Archive for October, 2013

“Behind the Beautiful Forevers” by Katherine Boo

Thursday, October 17th, 2013

Behind the Beautiful Forevers by Katherine Boo had long been on my radar. When a friend told me she was going to be in town for a free talk, it seemed like the perfect time to get around to it. That, and the library queue for it was no longer batsh1t-crazy long.

It’s a non-fiction account by a journalist about a slum in Mumbai, India. It is loosely centered around a death and series of trials, but includes a huge cast of people and tells a much broader story of poverty, corruption, and what people do to get by.

Boo made an interesting choice to narrate in the omniscient third person, but the summary at the end of the exhaustiveness of her research back this up. She didn’t put herself in the story because it wasn’t her story. And I didn’t miss her a bit, because hyper-focused Abdul, runty Samil, power-hungry Asha, and every single one of the others were so complex and interesting. Please forgive my reductive descriptors of these people–read Boo’s book to get the fuller picture.

At her talk, an audience member asked if her book made people’s lives more difficult because she named names and detailed acts of corruption. She responded that one of her goals had been transparency–all her participants had not only given permission, but sometimes insisted on using their full names and details of their lives, to better show the complicated, ethically slippery environment so different from ours in the pampered west.
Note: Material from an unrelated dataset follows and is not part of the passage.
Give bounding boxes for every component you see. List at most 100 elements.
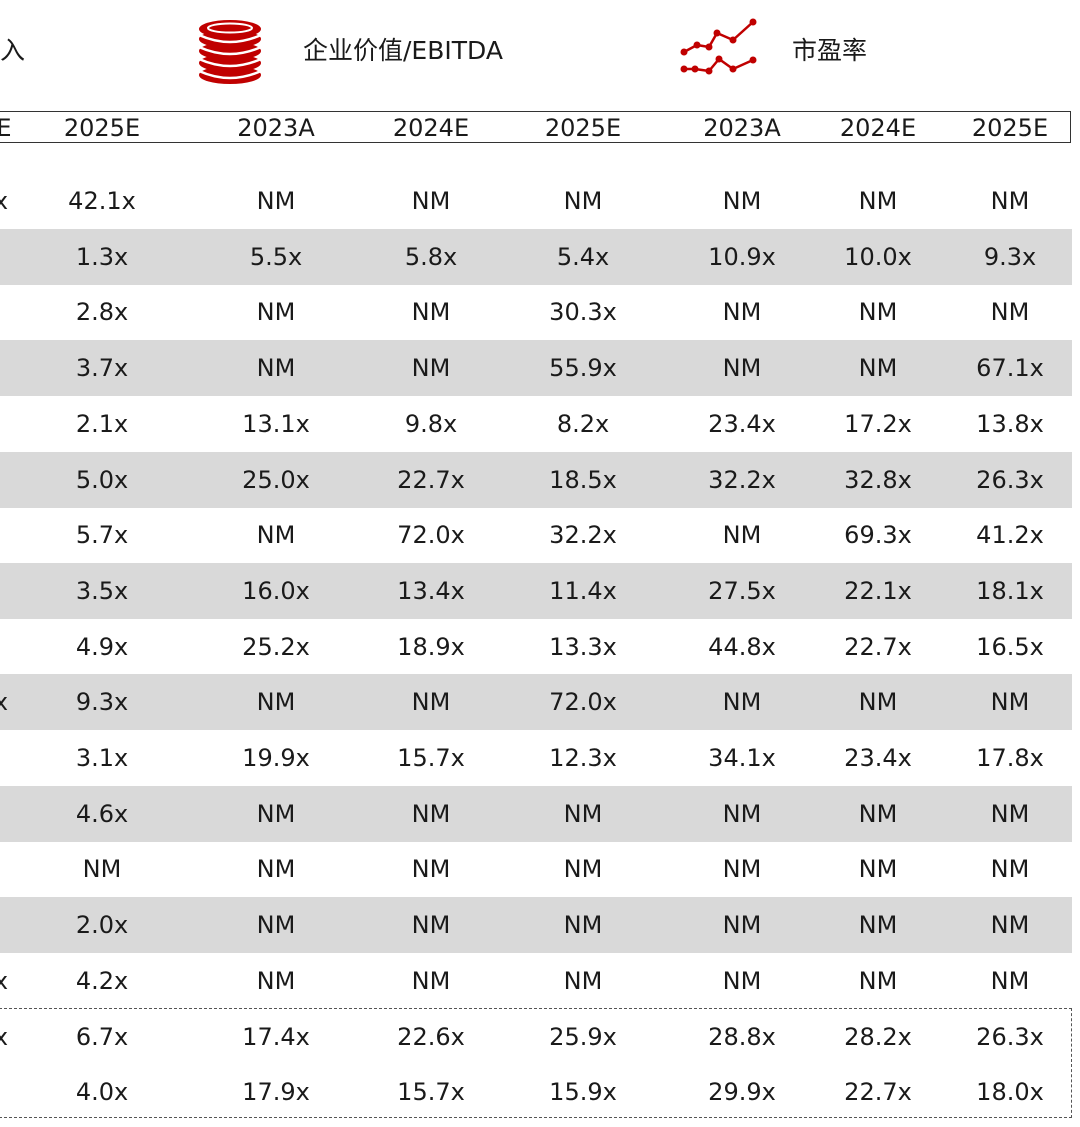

I very much appreciated Boo’s afterward, in which she specifically calls out her situation of white privilege, and how and why she wrote the book. This was a eye-opening, world-expanding, thought-provoking book. One that, like the best books, leaves me with the question: NOW, what do I do now that I know what I know?

Comments

Thursday, October 17th, 2013

So, I have been slammed with spam and do not feel like wading through 423 comments right now, and have changed one setting, which means you have to sign in to comment. Sorry for the inconvenience, but 423 50-line spams has outdone me. If this works, great, if not, I may have to shut down comments.

Pondering

Saturday, October 12th, 2013

Just waded through 223 entries of spam, all of which were huge and this took forever, and I didn’t find one actual comment from an actual person.
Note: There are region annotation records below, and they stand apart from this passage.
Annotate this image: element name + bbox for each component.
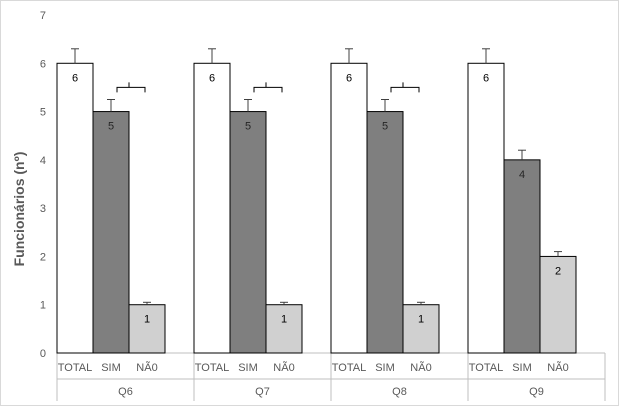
data-label: 5 [382,121,388,133]
data-label: 4 [519,169,525,181]
y-tick-label: 4 [40,155,46,167]
category-label-sim: SIM [101,362,121,374]
data-label: 6 [483,72,489,84]
category-label-total: TOTAL [469,362,503,374]
bar-q9-total [467,62,505,354]
group-label-q8: Q8 [392,386,407,398]
category-label-sim: SIM [238,362,258,374]
category-label-total: TOTAL [58,362,92,374]
significance-bracket [116,82,146,93]
data-label: 1 [281,314,287,326]
group-label-q6: Q6 [118,386,133,398]
bar-q7-sim [229,111,267,354]
data-label: 6 [72,72,78,84]
category-label-total: TOTAL [195,362,229,374]
data-label: 5 [245,121,251,133]
data-label: 5 [108,121,114,133]
y-axis-title: Funcionários (nº) [11,152,27,267]
category-label-nã0: NÃ0 [410,361,431,374]
bar-q6-total [56,62,94,354]
y-tick-label: 3 [40,203,46,215]
y-tick-label: 5 [40,107,46,119]
bars: 6 5 1 6 5 1 6 5 1 6 4 2 [56,48,577,354]
y-tick-label: 7 [40,10,46,22]
group-label-q7: Q7 [255,386,270,398]
category-label-sim: SIM [512,362,532,374]
category-label-nã0: NÃ0 [273,361,294,374]
y-tick-label: 0 [40,348,46,360]
significance-bracket [253,82,283,93]
bar-q8-total [330,62,368,354]
data-label: 2 [555,265,561,277]
bar-q6-nã0 [128,304,166,354]
bar-q8-nã0 [402,304,440,354]
y-axis-ticks: 0 1 2 3 4 5 6 7 [40,10,46,360]
bar-q9-sim [503,159,541,354]
y-tick-label: 1 [40,300,46,312]
axes [56,352,606,401]
category-label-sim: SIM [375,362,395,374]
y-tick-label: 6 [40,58,46,70]
category-label-total: TOTAL [332,362,366,374]
bar-q6-sim [92,111,130,354]
y-tick-label: 2 [40,251,46,263]
data-label: 6 [346,72,352,84]
bar-q7-nã0 [265,304,303,354]
group-label-q9: Q9 [529,386,544,398]
data-label: 1 [418,314,424,326]
bar-q9-nã0 [539,255,577,354]
data-label: 1 [144,314,150,326]
category-label-nã0: NÃ0 [136,361,157,374]
bar-q7-total [193,62,231,354]
category-label-nã0: NÃ0 [547,361,568,374]
bar-q8-sim [366,111,404,354]
significance-bracket [390,82,420,93]
data-label: 6 [209,72,215,84]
So this has me thinking. Heads up, dear readers. I think change is on its way…

“Wicked” by Gregory Maguire

Saturday, October 12th, 2013

wicked

For years, I snobbishly dismissed Wicked by Gregory Maguire and the musical it spawned as populist tripe. Fun for the masses, but not for me.

I can be such a snobby cuss, sometimes, no? Put me in mind of that lovely quote by William Paley:

There is a principle which is a bar against all information, which is proof against all argument, and which cannot fail to keep a man in everlasting ignorance. This principle is, contempt prior to examination.

so when one of my smartest friends posted a glowing review of Wicked the book on Goodreads, noting that it was her THIRD read (important not just for 3rd read denoting a better knowledge of the book, but how many books do we readers honor by reading 3 times?), my interest was piqued, I questioned my prejudice and resolved to read it myself.

The time was right recently, when the touring company of Wicked came to town. I got tickets with a girlfriend,and sat down to read the book. It is not an easy read, but I found it a challenging and rewarding one.

You probably “know” the broad outlines, as I thought I did, given the popularity of the musical. It is a re-telling of the Oz story focusing on the witches showing a less sympathetic side of Glinda the Good, and a more sympathetic side to the Wicked Witch, named Elphaba, pronounced EL fuh buh, in homage to Oz’s creator L. Frank Baum.

This is a fair summation of the musical but it does faint justice to the book, which is complicated, going way beyond in depth and breadth Good vs. Evil, and which witch embodies which. Maguire’s book provides the history, childhoods, and influences of Glinda, Elphaba, and many more characters who orbit around the original Oz fable and movie. There are competing religions and traditions in Oz including a variation on Christianity, as well as echoes of an older, darker tradition reminiscent of ancient, matriarchal ones that predate Christianity. There are talking Animals who are persecuted, sentient mechanical beings, a recurring mother/crone figure, and so many more elements. Throughout, though, is the question of Good and Evil, which Maguire presents as tantalizingly ambiguous.

People who claim that they’re evil are usually no worse than the rest of us… It’s people who claim that they’re good, or any way better than the rest of us, that you have to be wary of.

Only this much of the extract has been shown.